OppFi has facilitated more than $2.3 billion in issuance covering more than 1.5 million loans. Its target market, it said, is the 60 million Americans who lack access to credit, a segment that overlaps with companies like Elevate Credit and LendUp.
Broadening the product suite allows the company to reach further upmarket.
"It hasn't been a focus historically, but I think it is an easy derivative product for us to get to, and we're starting to test some of that today," he said. "I would consider the credit card a near-prime product."
What sets OppFi apart is its business-to-business and direct-to-consumer model, Kaplan said. OppFi works with three Utah-based banks — FinWise Bank, First Electronic Bank and Capital Community Bank — to offer credit products to customers.
"The vast majority of business right now is servicing on behalf of the banks," he said.

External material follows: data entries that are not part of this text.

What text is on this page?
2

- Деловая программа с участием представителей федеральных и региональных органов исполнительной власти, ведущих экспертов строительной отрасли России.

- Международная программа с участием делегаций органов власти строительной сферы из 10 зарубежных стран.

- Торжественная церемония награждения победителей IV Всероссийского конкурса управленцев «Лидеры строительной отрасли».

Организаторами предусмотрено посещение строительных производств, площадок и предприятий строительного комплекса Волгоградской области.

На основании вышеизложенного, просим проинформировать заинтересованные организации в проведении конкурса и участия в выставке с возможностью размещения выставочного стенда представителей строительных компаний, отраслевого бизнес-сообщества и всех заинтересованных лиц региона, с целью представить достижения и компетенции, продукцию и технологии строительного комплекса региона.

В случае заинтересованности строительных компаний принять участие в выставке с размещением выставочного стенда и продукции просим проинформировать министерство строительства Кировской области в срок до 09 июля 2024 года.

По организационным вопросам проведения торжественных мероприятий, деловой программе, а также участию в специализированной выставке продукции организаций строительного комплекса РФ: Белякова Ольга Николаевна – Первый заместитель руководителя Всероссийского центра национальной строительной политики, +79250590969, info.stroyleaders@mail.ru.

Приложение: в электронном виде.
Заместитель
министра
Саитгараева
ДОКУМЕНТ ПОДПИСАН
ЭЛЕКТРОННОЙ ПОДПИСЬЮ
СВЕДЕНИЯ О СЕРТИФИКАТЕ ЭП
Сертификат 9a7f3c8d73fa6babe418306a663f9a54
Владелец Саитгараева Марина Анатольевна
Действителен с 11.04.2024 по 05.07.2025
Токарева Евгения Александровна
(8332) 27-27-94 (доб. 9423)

OppFi's customer base has grown tenfold to almost 600,000 since the first quarter of 2017, and the company said it expects growth of more than 50% in 2021. Around 85% of this year's growth is expected to come from its legacy installment product, while the remaining 15% could stem from the soon-to-launch credit card and the payroll deduction secured installment loan.
OppFi also seeks to differentiate through a diversified customer acquisition model, which includes search engine optimization, email marketing, customer referrals and its underwriting technology.
"The way we think about alternative data, nothing is traditional in that underwriting process," Kaplan said. "We don't rely on FICO or any of these traditional credit scores [and] everything is based upon alternative data, and that's part of the proprietary model."
As OppFi moves full circle on its suite of financial offerings, the company edges closer to neobank territory — a crowded field with well-capitalized players like Chime, Varo and Current. But Kaplan said the company is interested in banking as an "iterative strategic step."
Through it, OppFi can reduce friction with customer access to funds and repayments. It can also enhance the data repository for underwriting models and can generate transaction-based revenue through debit-card purchases.
"If you can get someone to move their direct deposit to [your card], now you are first in line to get repaid, and you get all the transaction data, which gives you more data to be able to improve underwriting models," he said. "The power of those should be to reduce the price to customers over time."
The move to broaden OppFi's product offerings is a logical step for the company as customer needs evolve beyond installment loans over time, analysts said.
"OppFi has long realized that traditional financial products and services don't serve average Americans particularly well and, by going public, it can offer a full array of loans and other services that address a wider array of these consumers' needs," said Leslie Parrish, a senior analyst at Aite Group.
Despite the challenges, Moglia suggested he's betting on OppFi because of its focus on the underserved consumer, which he sees as a growing market opportunity.
"They operate in a vastly underserved market, and we believe they are poised to expand market share through this scalable technology, customer acquisition expertise and focus on customer service," he said on an investor call Thursday. "We think there is an opportunity for industry consolidation that can be highly accretive and fuel long-term growth for the OppFi platform."